The mystery of the Lost Colony of Roanoke Island has fascinated both professionals and amateurs for centuries now.  What did the cryptic sign mean?  Where had the colonists gone?  Did the sign mean they’d gone to Croatan Island?

There still is no answer.  But here’s a bit of back story:  Queen Elizabeth had granted Virginia to Sir Francis Drake, with the proviso that he establish a permanent colony within ten years.  He sent a group in 1584 to survey the area; they selected Roanoke Island as a likely place.  The next spring, another group, led by Sir Robert Grenville  and also expeditionary, landed and began to explore further.  They encountered the local Algonquians, called the Croatan.  At some point, a group of Native Americans were accused of stealing a silver cup, so Grenville ordered their village sacked and burned, and the village chief was executed.
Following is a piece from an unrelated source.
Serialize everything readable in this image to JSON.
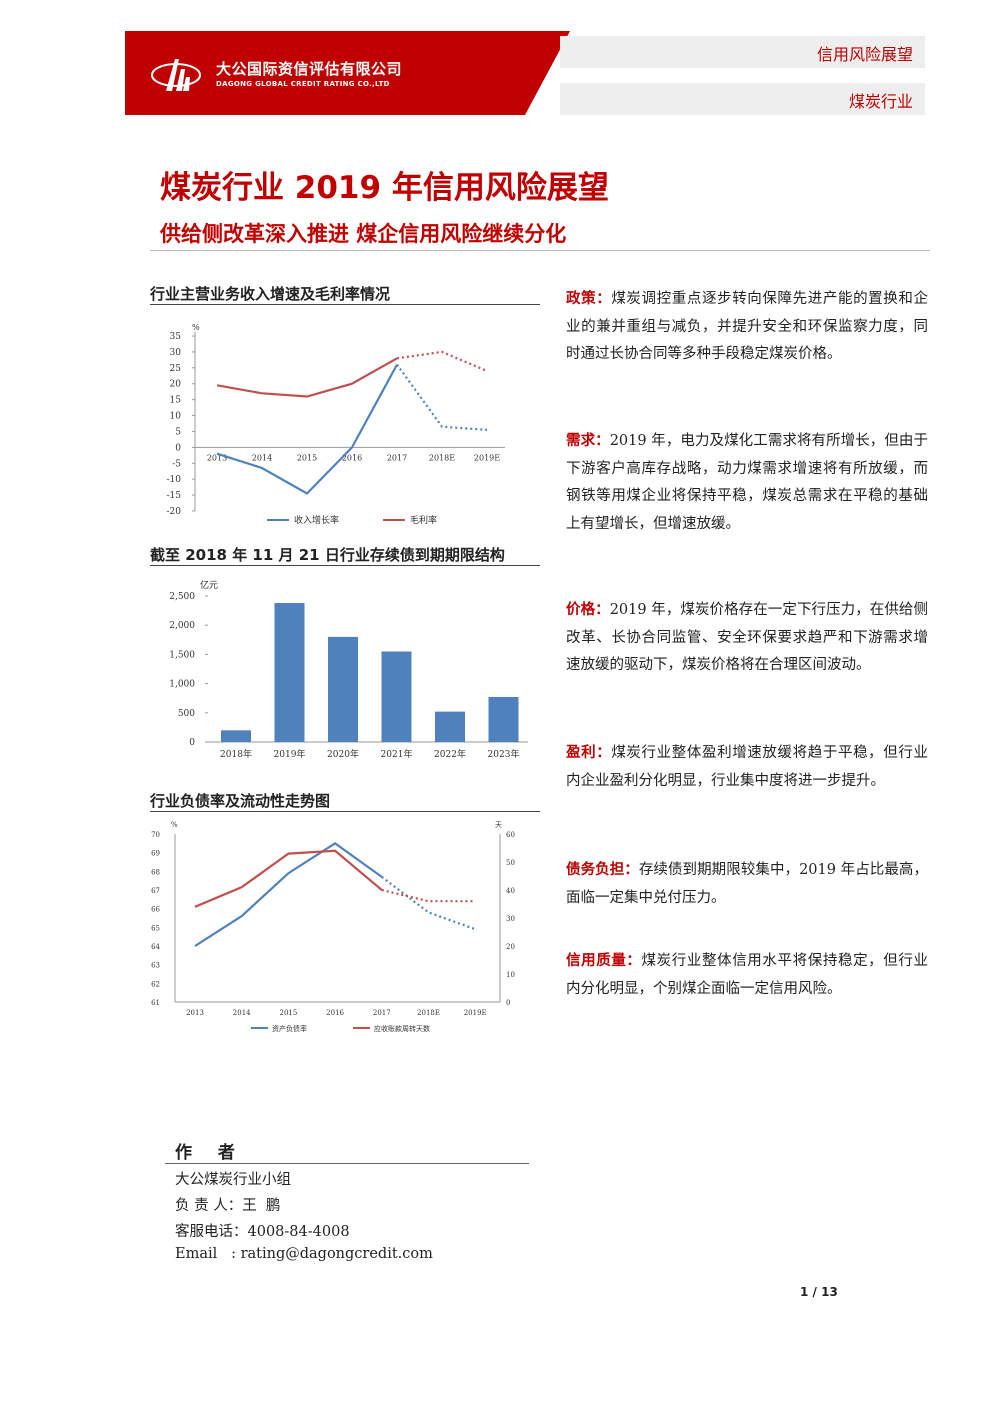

Enter the new group.  My theory is that once the ship left, the Algonquians – having learned an important lesson about Europeans – kept a watchful eye on the colonists and when the right time came, did them all in, got rid of the bodies and removed every sign of the colony’s existence. Just a theory.

* * *

Surveyor Moses Cleaveland, traveling and mapping the shores of Lake Erie in 1796, reached the mouth of the Cuyahoga River on this date and decided it would make a good city.  Four hardy souls agreed to settle there and that was the total population of Cleveland in its first year.

And on July 22, 1994, O.J. Simpson entered a plea of not guilty to the murders of Nicole Simpson and Ron Goodman.